Quinta-feira, Outubro 20, 2005
Jucélio, o estudante de publicidade
Jucélio, desde de criança, sempre foi um menino muito engraçado e comunicativo. Os parentes, tia Cyumara em especial, costumavam passar a mão nos cabelos dele e dizer: "esse menino é um prodígio! Tem futuro na televisão!".
Acostumado a ouvir esses elogios, Jucélio cresceu buscando formas de se exibir cada vez mais para seus parentes e amigos em busca de mais elogios, mais afagos, mais atenção. Aos treze anos descobriu o fantástico mundo da publicidade e procurava saber tudo sobre a profissão.
Quando entrou na faculdade, descobriu que o curso que escolhera era muito mais amplo do que imaginava. Agora ele tinha aulas sobre um monte de coisas, marketing, etc. E um monte de estatísticas para usar em conversas e contar vantagem por aí.
Dizia a namorada que ela não devia falar tão difícil já que usando palavras como "exponencialmente" e "globalização", pois "não atingiria as massas". Ele mesmo adicionava ou subtraía palavras do seu dicionário de acordo com o interlocutor.
Se estivesse conversando com índios: - Pai de Jucélio ser bom curandeiro.
Com crianças: - Meu pai é um médico muito bom e muito lecau! ^^
Com adolescentes: - Meu pai é mó médico bonzão, véi!
Com intelectuais: - Meu progenitor é um renomado cirurgião cardiotorácico.
Com pobres: - Meu pai trabáia com esses negoço aí de medicina, faz cirugia...
E adorava estatísticas! Independente do assunto, Jucélio arrumava uma boa estatística pra enfiar no meio.
- Jucélio, você não imagina, o pão que eu comprei ontem estava podre! - 78% das panificadoras investem mais em obras e limpeza da padaria do que da cozinha. - É mesmo? E a Marcinha, aquela gostosa? Botou silicone! Ela é novinha, né? - A cada 10 pessoas que fazem cirurgias plásticas, 2,5 são adolescentes.

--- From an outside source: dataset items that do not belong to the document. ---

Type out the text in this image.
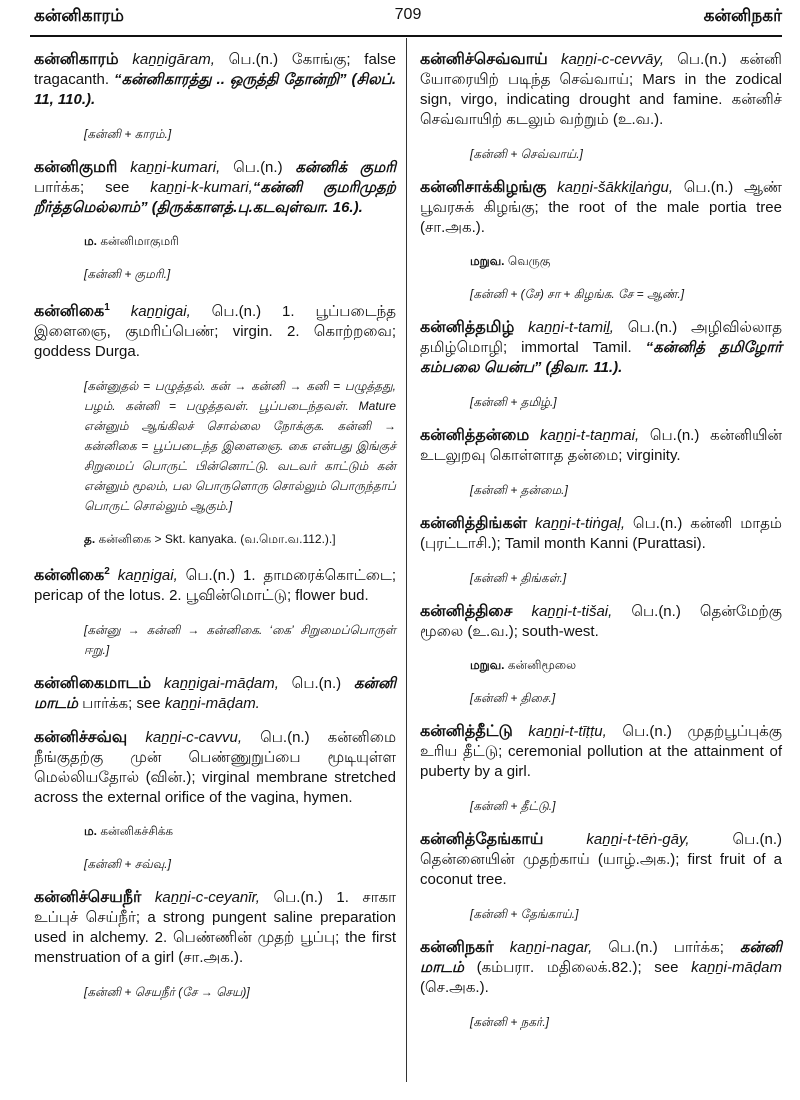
கன்னிகாரம்	709	கன்னிநகர்
கன்னிகாரம் kaṉṉigāram, பெ.(n.) கோங்கு; false tragacanth. “கன்னிகாரத்து .. ஒருத்தி தோன்றி” (சிலப். 11, 110.).
[கன்னி + காரம்.]
கன்னிகுமரி kaṉṉi-kumari, பெ.(n.) கன்னிக் குமரி பார்க்க; see kaṉṉi-k-kumari,“கன்னி குமரிமுதற் றீர்த்தமெல்லாம்” (திருக்காளத்.பு.கடவுள்வா. 16.).
ம. கன்னிமாகுமரி
[கன்னி + குமரி.]
கன்னிகை$^1$ kaṉṉigai, பெ.(n.) 1. பூப்படைந்த இளைஞை, குமரிப்பெண்; virgin. 2. கொற்றவை; goddess Durga.
[கன்னுதல் = பழுத்தல். கன் → கன்னி → கனி = பழுத்தது, பழம். கன்னி = பழுத்தவள். பூப்படைந்தவள். Mature என்னும் ஆங்கிலச் சொல்லை நோக்குக. கன்னி → கன்னிகை = பூப்படைந்த இளைஞை. கை என்பது இங்குச் சிறுமைப் பொருட் பின்னொட்டு. வடவர் காட்டும் கன் என்னும் மூலம், பல பொருளொரு சொல்லும் பொருந்தாப் பொருட் சொல்லும் ஆகும்.]
த. கன்னிகை > Skt. kanyaka. (வ.மொ.வ.112.).]
கன்னிகை$^2$ kaṉṉigai, பெ.(n.) 1. தாமரைக்கொட்டை; pericap of the lotus. 2. பூவின்மொட்டு; flower bud.
[கன்னு → கன்னி → கன்னிகை. ‘கை’ சிறுமைப்பொருள் ஈறு.]
கன்னிகைமாடம் kaṉṉigai-māḍam, பெ.(n.) கன்னி மாடம் பார்க்க; see kaṉṉi-māḍam.
கன்னிச்சவ்வு kaṉṉi-c-cavvu, பெ.(n.) கன்னிமை நீங்குதற்கு முன் பெண்ணுறுப்பை மூடியுள்ள மெல்லியதோல் (வின்.); virginal membrane stretched across the external orifice of the vagina, hymen.
ம. கன்னிகச்சிக்க
[கன்னி + சவ்வு.]
கன்னிச்செயநீர் kaṉṉi-c-ceyanīr, பெ.(n.) 1. சாகா உப்புச் செய்நீர்; a strong pungent saline preparation used in alchemy. 2. பெண்ணின் முதற் பூப்பு; the first menstruation of a girl (சா.அக.).
[கன்னி + செயநீர் (சே → செய)]
கன்னிச்செவ்வாய் kaṉṉi-c-cevvāy, பெ.(n.) கன்னி யோரையிற் படிந்த செவ்வாய்; Mars in the zodical sign, virgo, indicating drought and famine. கன்னிச் செவ்வாயிற் கடலும் வற்றும் (உ.வ.).
[கன்னி + செவ்வாய்.]
கன்னிசாக்கிழங்கு kaṉṉi-šākkiḻaṅgu, பெ.(n.) ஆண் பூவரசுக் கிழங்கு; the root of the male portia tree (சா.அக.).
மறுவ. வெருகு
[கன்னி + (சே) சா + கிழங்க. சே = ஆண்.]
கன்னித்தமிழ் kaṉṉi-t-tamiḻ, பெ.(n.) அழிவில்லாத தமிழ்மொழி; immortal Tamil. “கன்னித் தமிழோர் கம்பலை யென்ப” (திவா. 11.).
[கன்னி + தமிழ்.]
கன்னித்தன்மை kaṉṉi-t-taṉmai, பெ.(n.) கன்னியின் உடலுறவு கொள்ளாத தன்மை; virginity.
[கன்னி + தன்மை.]
கன்னித்திங்கள் kaṉṉi-t-tiṅgaḷ, பெ.(n.) கன்னி மாதம் (புரட்டாசி.); Tamil month Kanni (Purattasi).
[கன்னி + திங்கள்.]
கன்னித்திசை kaṉṉi-t-tišai, பெ.(n.) தென்மேற்கு மூலை (உ.வ.); south-west.
மறுவ. கன்னிமூலை
[கன்னி + திசை.]
கன்னித்தீட்டு kaṉṉi-t-tīṭṭu, பெ.(n.) முதற்பூப்புக்கு உரிய தீட்டு; ceremonial pollution at the attainment of puberty by a girl.
[கன்னி + தீட்டு.]
கன்னித்தேங்காய்	kaṉṉi-t-tēṅ-gāy,	பெ.(n.) தென்னையின் முதற்காய் (யாழ்.அக.); first fruit of a coconut tree.
[கன்னி + தேங்காய்.]
கன்னிநகர் kaṉṉi-nagar, பெ.(n.) பார்க்க; கன்னி மாடம் (கம்பரா. மதிலைக்.82.); see kaṉṉi-māḍam (செ.அக.).
[கன்னி + நகர்.]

Acabou arrumando um empreguinho numa grande rede de supermercados, mas no açougue, por onde o pessoal do marketing passava longe quando ele estava de serviço.
- Lá vem aquele chato querer discutir com a gente. Vamos cortar caminho pelos nabos.
Terça-feira, Outubro 04, 2005
Conquista
Partindo do princípio que as mulheres ganham em 1% dos homens em número no Brasil, posso imaginar uma história no ano de, sei lá, 2100, quando essa diferença subir para 80%, caso esse número só aumente (deixem-me criar, for God's sake!) e homem for uma espécie bem rara.
Shirley e Larissa são duas amigas que ostentam seus cabelos, maquiagem e vestimenta prateados, típicos do futuro, e conversam na nave de Shirley, que tem grandes painéis de botões coloridos.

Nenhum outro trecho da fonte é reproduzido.